The NFL has filed an emergency motion with the 5th U.S. Circuit Court of Appeals, seeking a stay of the preliminary injunction that blocked Dallas Cowboys running back Ezekiel Elliott‘s six-game suspension for violating the league’s personal conduct policy.
The league has asked for a ruling by Tuesday and no later than Sept. 26.
“The NFL’s latest legal maneuvering appears to be indicative of a league with an agenda: trying to navigate a public relations crisis rather than focus on fairness and fact finding,” wrote Elliott’s attorneys in a statement. “The only conclusion that can be drawn is that the NFL believes it can write its own rules and will stop at nothing to further its agenda of enforcing its unfounded assertions regarding Mr. Elliott. Most recently this would include the NFL seeking an expedited hearing on staying the preliminary injunction by frivolously arguing that the NFL is somehow ‘irreparably harmed’ by Elliott playing while the Courts decide whether the investigation and appeal was fundamentally unfair. Mr. Elliott and his team will continue to zealously oppose any of the NFL’s court filings.”
Elliott played Sunday against the New York Giants. Without the ruling from U.S. District Judge Amos Mazzant, Elliott would have missed the next six games and not been able to return until Nov. 5 against the Kansas City Chiefs.

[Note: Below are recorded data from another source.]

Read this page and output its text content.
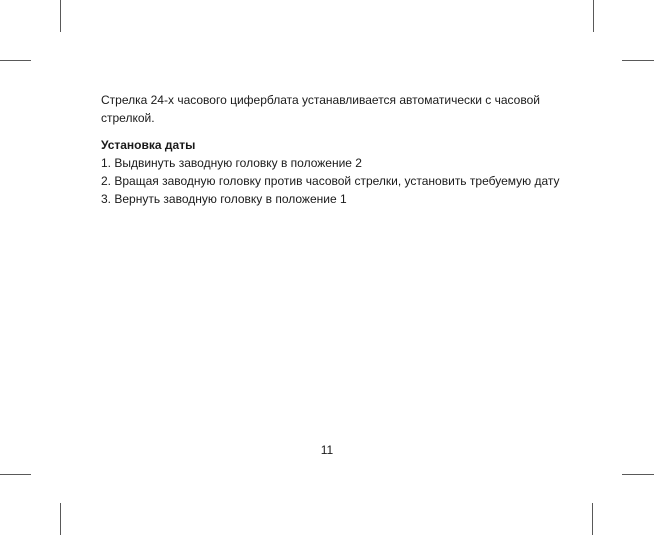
Стрелка 24-х часового циферблата устанавливается автоматически с часовой
стрелкой.
Установка даты
1. Выдвинуть заводную головку в положение 2
2. Вращая заводную головку против часовой стрелки, установить требуемую дату
3. Вернуть заводную головку в положение 1
11
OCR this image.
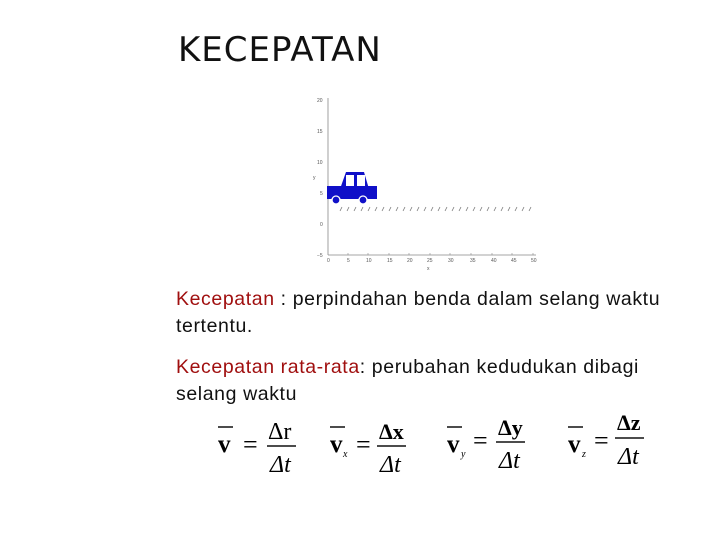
KECEPATAN
20
15
10
5
0
−5
y
0	5	10	15	20	25	30	35	40	45	50
x
Kecepatan : perpindahan benda dalam selang waktu tertentu.
Kecepatan rata-rata: perubahan kedudukan dibagi selang waktu
v = Δr
Δt
v x = Δx
Δt
v y = Δy
Δt
v z =
Δz
Δt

The Cowboys will visit the Denver Broncos on Sunday. The legal maneuverings are unlikely to keep the 2016 NFL rushing leader from playing Sunday.
The NFL is following a similar path it took in the 2015 Deflategate case against New England Patriots quarterback Tom Brady. Brady initially won a reprieve in district court, but a higher court affirmed the NFL’s four-game penalty for deflating game balls. That came after the 2015 season, so Brady sat out the first four games of the 2016 season.

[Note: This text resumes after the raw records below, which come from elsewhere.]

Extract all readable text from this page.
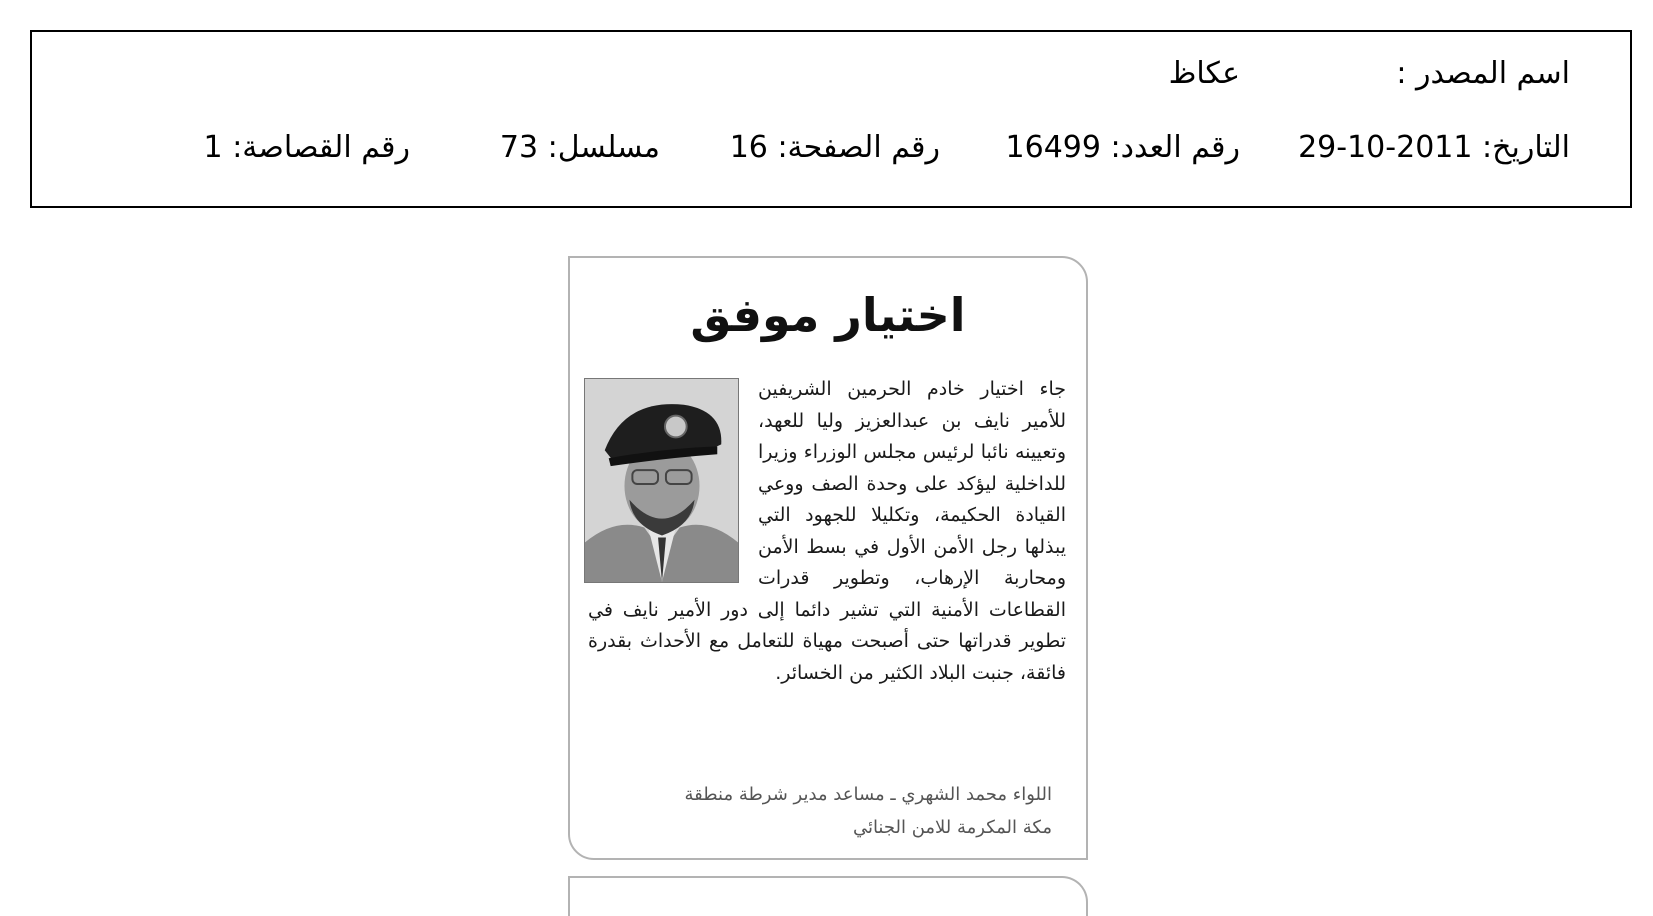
اسم المصدر :
عكاظ
التاريخ: 2011-10-29
رقم العدد: 16499
رقم الصفحة: 16
مسلسل: 73
رقم القصاصة: 1
اختيار موفق
جاء اختيار خادم الحرمين الشريفين للأمير نايف بن عبدالعزيز وليا للعهد، وتعيينه نائبا لرئيس مجلس الوزراء وزيرا للداخلية ليؤكد على وحدة الصف ووعي القيادة الحكيمة، وتكليلا للجهود التي يبذلها رجل الأمن الأول في بسط الأمن ومحاربة الإرهاب، وتطوير قدرات القطاعات الأمنية التي تشير دائما إلى دور الأمير نايف في تطوير قدراتها حتى أصبحت مهياة للتعامل مع الأحداث بقدرة فائقة، جنبت البلاد الكثير من الخسائر.
اللواء محمد الشهري ـ مساعد مدير شرطة منطقة
مكة المكرمة للامن الجنائي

A former girlfriend accused Elliott of domestic violence on separate occasions in July 2016 in Columbus, Ohio. The city attorney’s office did not pursue charges against Elliott, citing inconsistent evidence. The NFL’s personal conduct policy does not require the same burden of proof for a player to be found in violation.
In levying its suspension, the league said it had persuasive evidence Elliott committed violence against the woman on multiple occasions.